Dans la brume du petit matin, la côte s’ouvrait comme un gouffre gris-vert, hérissée de dunes et de cabanes en torchis. La rame de Leif grinçait dans son toft, le bois gonflé raclant la mortaise, et chaque poussée tremblait jusque dans ses épaules. Au loin, la palissade du burh dressait ses pieux sombres sur l’aube, silhouette étrangère, mais Leif sentit l’appel familier du défi. Un jour, pensait-il, ce serait lui qui dirigerait un navire, lui qui déciderait du sort d’un village — cela tenait à peu de mots, à une poignée d’éclats d’acier, au regard d’un chef. Il scruta Ragnvald, qui restait droit comme un pin des hauts plateaux, et attendit le signal.



Ragnvald s’adressa à ses compagnons. La délégation partirait à pied, cinq hommes sélectionnés pour leur habileté à manier la parole autant que la hache. Leif fut choisi, un honneur mêlé de doute : pourquoi lui? Il n’avait jamais fait ses preuves dans une bataille réelle, seulement dans des combats organisés pour éliminer les faibles plutôt que glorifier les forts. Serait-il envoyé “à perte”, justement parce qu’il n’était pas un de ces puissants guerriers dont le clan ne peut se passer?
Il devait bien s’avouer qu’il ne connaissait rien de la stratégie de Ragnvald. Il ne savait pas grand-chose non plus des Francs, sinon qu’ils étaient jaloux de leurs terres, prompts à brûler ce qu’ils ne pouvaient défendre.
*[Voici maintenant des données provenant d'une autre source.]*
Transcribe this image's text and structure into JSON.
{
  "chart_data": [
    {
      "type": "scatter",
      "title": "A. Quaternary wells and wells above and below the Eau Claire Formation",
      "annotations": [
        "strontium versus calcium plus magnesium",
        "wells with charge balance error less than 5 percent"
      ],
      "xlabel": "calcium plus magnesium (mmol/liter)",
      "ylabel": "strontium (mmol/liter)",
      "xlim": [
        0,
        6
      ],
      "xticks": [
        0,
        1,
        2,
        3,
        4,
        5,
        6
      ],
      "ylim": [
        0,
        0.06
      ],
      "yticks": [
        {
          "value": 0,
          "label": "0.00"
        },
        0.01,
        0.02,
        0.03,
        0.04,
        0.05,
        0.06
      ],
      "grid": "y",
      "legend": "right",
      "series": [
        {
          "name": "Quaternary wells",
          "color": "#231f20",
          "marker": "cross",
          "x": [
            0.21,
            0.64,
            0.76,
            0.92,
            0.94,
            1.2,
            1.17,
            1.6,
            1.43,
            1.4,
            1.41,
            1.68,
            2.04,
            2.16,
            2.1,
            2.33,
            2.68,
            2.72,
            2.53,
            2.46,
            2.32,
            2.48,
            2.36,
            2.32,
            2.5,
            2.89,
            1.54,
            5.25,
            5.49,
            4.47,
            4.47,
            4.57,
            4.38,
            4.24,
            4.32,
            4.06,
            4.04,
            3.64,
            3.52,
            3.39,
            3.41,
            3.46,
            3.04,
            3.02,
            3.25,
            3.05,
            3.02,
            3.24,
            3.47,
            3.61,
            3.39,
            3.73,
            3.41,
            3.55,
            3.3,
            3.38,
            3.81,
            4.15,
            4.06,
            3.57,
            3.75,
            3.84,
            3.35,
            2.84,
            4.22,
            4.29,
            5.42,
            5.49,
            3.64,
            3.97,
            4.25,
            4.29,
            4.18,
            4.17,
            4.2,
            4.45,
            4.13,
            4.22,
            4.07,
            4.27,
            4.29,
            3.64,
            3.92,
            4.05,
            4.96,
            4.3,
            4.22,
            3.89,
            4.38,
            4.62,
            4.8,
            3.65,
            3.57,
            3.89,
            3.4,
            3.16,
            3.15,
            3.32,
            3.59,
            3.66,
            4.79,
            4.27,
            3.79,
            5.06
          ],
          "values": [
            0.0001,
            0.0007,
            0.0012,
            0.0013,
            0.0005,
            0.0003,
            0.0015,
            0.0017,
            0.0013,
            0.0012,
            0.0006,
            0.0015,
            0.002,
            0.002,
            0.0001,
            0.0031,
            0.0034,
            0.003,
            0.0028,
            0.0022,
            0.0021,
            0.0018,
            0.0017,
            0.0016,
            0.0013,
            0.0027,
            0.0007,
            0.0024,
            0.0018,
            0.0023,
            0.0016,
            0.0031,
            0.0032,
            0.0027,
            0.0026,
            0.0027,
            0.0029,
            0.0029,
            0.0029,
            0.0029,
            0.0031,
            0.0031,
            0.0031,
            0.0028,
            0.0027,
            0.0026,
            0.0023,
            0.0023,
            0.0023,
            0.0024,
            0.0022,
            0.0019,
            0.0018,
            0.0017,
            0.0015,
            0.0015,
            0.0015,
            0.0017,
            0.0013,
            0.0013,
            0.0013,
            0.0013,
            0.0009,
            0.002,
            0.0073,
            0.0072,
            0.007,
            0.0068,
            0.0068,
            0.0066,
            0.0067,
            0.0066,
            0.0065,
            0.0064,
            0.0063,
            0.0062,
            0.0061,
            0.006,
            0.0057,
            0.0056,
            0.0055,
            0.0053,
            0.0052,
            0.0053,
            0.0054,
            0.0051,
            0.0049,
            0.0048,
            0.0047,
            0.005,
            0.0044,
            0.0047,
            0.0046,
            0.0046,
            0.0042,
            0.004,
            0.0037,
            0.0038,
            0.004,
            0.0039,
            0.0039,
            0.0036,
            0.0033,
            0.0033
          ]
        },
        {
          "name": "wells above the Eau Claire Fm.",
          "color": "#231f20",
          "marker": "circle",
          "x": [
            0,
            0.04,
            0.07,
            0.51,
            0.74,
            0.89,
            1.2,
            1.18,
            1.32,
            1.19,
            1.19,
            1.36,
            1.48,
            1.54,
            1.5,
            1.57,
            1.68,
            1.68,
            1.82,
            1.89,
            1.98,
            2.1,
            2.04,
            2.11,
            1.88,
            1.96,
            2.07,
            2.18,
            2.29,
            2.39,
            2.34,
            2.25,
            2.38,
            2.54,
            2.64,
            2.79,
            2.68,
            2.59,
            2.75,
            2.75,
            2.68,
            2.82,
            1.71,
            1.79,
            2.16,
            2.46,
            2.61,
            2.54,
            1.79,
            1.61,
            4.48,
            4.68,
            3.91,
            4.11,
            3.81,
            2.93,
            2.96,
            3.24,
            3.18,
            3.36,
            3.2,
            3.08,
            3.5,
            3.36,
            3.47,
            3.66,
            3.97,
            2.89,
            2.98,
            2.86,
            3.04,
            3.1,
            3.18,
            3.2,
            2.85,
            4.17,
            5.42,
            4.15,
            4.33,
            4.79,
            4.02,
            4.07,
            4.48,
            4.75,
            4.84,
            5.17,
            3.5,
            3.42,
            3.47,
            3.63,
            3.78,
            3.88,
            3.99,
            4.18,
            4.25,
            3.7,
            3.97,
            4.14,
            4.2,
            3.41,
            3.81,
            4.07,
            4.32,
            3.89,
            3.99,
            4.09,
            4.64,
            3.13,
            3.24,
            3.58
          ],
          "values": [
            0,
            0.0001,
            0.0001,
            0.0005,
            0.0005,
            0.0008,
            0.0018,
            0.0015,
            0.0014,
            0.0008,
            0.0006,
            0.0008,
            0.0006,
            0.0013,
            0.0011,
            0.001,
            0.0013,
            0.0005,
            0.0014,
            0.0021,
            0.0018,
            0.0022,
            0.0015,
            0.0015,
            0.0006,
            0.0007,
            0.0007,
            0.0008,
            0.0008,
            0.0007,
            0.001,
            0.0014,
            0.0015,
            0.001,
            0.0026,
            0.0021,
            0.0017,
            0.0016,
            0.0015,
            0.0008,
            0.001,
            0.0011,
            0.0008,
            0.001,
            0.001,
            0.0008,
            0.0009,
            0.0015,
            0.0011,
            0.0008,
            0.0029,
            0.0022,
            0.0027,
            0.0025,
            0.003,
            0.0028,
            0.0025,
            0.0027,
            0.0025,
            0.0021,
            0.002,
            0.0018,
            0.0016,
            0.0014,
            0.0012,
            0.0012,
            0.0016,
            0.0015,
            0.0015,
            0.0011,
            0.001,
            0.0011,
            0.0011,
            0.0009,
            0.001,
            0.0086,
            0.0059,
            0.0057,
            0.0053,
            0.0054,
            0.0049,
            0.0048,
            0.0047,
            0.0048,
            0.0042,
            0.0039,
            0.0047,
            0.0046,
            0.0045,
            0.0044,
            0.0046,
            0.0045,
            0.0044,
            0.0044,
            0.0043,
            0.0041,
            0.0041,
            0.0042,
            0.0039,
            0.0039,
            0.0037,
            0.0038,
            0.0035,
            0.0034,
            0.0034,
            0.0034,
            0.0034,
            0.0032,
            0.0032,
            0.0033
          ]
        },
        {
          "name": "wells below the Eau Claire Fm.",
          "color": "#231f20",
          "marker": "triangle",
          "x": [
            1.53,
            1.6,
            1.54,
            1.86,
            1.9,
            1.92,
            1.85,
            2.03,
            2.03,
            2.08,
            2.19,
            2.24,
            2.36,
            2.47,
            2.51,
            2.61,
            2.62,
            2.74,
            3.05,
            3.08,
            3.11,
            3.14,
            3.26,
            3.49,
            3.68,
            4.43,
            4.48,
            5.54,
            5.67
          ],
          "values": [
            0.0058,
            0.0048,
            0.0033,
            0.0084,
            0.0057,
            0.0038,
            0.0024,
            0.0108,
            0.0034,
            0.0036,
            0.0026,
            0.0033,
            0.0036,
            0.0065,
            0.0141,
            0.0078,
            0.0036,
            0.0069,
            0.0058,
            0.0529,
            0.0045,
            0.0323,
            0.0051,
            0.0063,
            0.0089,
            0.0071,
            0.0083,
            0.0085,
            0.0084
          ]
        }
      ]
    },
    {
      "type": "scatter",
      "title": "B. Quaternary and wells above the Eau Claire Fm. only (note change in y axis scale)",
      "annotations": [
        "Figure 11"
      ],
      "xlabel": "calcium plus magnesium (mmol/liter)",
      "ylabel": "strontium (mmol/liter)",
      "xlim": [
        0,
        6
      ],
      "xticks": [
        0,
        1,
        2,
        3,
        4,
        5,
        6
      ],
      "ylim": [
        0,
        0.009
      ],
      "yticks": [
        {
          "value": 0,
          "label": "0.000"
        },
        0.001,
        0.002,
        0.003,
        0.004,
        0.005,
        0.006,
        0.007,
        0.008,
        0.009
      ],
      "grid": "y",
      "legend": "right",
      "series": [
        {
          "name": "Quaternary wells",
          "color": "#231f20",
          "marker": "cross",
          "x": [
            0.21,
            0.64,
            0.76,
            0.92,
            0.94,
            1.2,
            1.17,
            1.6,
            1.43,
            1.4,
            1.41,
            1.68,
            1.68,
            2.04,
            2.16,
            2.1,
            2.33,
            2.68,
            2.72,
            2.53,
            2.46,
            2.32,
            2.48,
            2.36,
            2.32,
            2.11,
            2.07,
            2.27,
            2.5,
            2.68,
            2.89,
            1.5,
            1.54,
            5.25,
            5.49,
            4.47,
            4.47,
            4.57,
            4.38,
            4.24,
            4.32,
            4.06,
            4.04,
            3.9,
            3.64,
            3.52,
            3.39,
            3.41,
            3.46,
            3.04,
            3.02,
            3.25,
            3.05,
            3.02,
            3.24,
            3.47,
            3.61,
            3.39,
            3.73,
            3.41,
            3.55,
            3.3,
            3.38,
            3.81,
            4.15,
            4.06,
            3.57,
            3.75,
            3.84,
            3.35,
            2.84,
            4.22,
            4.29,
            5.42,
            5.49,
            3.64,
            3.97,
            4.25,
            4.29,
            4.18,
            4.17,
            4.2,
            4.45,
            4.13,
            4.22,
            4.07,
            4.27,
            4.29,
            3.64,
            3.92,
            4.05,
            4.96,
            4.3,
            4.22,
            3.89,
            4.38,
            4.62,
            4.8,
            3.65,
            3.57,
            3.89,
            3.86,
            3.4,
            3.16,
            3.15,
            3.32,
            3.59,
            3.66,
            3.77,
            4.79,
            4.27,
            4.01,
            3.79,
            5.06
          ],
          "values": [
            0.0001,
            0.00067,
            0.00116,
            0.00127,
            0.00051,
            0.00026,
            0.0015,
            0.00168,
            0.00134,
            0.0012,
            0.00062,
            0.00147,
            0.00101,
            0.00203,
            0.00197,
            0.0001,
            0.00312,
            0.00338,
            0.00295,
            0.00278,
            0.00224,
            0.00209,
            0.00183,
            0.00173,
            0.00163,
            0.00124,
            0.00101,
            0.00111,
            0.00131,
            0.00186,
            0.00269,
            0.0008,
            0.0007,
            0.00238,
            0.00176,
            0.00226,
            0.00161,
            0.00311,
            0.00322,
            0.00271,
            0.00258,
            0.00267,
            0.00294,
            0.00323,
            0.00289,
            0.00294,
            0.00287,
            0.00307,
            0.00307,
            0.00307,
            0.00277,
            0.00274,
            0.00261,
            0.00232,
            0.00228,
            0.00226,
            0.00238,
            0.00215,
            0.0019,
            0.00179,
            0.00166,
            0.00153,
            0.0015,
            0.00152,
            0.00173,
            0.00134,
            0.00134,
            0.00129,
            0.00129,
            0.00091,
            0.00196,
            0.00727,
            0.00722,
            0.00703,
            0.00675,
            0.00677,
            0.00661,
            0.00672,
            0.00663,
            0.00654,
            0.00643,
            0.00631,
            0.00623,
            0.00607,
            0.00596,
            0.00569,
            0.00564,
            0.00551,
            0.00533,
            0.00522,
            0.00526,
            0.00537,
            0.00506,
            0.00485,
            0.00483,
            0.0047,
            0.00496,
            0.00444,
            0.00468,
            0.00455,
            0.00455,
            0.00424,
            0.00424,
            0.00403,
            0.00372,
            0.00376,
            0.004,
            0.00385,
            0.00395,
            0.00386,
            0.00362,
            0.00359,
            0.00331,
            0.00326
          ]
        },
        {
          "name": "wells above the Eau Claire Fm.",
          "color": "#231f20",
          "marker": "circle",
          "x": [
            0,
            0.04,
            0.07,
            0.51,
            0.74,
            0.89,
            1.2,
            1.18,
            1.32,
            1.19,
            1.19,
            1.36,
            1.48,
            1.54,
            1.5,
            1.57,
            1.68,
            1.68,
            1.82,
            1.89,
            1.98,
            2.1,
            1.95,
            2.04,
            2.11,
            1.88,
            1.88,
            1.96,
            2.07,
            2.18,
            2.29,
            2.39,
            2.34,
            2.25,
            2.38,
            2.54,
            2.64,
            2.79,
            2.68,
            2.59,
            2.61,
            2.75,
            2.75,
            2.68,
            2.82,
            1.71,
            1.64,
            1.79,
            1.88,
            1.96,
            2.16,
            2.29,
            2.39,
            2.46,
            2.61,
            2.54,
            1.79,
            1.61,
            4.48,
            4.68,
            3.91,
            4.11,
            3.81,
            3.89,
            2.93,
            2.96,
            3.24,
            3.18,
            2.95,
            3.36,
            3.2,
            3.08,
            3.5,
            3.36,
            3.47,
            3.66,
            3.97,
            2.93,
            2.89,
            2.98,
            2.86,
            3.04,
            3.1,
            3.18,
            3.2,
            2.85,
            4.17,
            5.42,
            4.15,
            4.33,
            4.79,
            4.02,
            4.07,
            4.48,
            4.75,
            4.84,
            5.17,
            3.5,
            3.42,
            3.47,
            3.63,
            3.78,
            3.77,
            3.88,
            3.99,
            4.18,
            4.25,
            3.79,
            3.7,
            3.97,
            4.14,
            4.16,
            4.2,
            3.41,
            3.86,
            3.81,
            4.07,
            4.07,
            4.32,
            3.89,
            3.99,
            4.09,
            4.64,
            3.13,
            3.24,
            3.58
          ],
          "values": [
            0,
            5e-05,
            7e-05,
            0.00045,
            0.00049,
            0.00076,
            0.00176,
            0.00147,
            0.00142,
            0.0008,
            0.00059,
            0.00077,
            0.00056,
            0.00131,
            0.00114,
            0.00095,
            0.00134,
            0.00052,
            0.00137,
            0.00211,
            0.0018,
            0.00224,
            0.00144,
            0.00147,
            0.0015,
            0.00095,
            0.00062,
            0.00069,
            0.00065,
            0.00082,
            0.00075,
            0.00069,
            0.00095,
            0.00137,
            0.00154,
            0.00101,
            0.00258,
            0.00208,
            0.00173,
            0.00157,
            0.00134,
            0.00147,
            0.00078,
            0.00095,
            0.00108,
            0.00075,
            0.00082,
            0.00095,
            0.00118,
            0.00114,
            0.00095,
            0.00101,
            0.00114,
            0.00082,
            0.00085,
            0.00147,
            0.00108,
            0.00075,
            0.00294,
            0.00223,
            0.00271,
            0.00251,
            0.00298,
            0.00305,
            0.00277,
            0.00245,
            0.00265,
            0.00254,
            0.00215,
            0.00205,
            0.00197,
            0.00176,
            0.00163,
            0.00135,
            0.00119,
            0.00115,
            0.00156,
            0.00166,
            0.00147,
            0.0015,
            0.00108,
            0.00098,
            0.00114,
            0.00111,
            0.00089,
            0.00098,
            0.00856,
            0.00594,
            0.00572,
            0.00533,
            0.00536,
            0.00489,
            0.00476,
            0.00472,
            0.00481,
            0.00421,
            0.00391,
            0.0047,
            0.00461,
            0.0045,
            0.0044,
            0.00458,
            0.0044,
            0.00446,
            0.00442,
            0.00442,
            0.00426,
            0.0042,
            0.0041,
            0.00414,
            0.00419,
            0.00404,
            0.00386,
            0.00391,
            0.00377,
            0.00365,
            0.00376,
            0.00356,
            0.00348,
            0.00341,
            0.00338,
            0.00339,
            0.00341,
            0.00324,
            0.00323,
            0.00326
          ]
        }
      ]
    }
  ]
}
Ils marchèrent jusqu’au buhr.
Les défenseurs de Bayeux regardaient s’approcher les vikings. Leurs armes n’étaient pas brandies, ils ne criaient pas, et ils étaient trop peu nombreux pour représenter une menace.



Leif se força à raffermir sa prise sur le manche de sa hache-barbe (Skeggöx) tout en s’appliquant à la laisser pendre sans qu’elle paraisse une menace, selon les ordres de Ragnvald. Il connaissait sa place dans la délégation : marcher à deux pas derrière le jarl, mais pas juste après Thora la Sage, qui marchait toujours en retrait pour mieux observer. Il tâcha de garder la tête haute, même s’il sentait les regards des vétérans posés sur sa nuque. Le vent rabattait contre sa peau la fumée d’une maison toute proche — ou ce qui en restait, car les toits crevés et les pans de murs effondrés parlaient d’incendies plus anciens que l’arrivée de leur propre navire.
Les Francs semblaient protéger leur buhr sans peur ni indécision. Ils attendaient. La réputation des vikings, et particulièrement des guerriers berserkers, leur ouvrait parfois des buhr, mais Bayeux ne semblait pas être de ceux-là.



Le groupe avança jusqu’à être à portée de voix.
Ragnvald et Thora s’approchèrent encore tandis que les autres restaient en arrière, immobiles.Ragnvald parla et Thora traduisit.
Quoique peu familier des pourparlers de paix, Ragnvald présenta son cadeau, son gage de bonne entente: Leif.
La bouche de Leif faillit s’ouvrir de surprise. Il ne protesta pas, ne se sauva pas. Il salua les défenseurs sans que son expression ne soit altérée par ses émotions. Il était un karl: discipliné, confiant en son chef, certain qu’être un cadeau aujourd’hui lui assurerait, s’il y survivait, sa place parmi les hirdmen. Et, peut-être même serait-il un jour le jarl. Seul Odin le savait.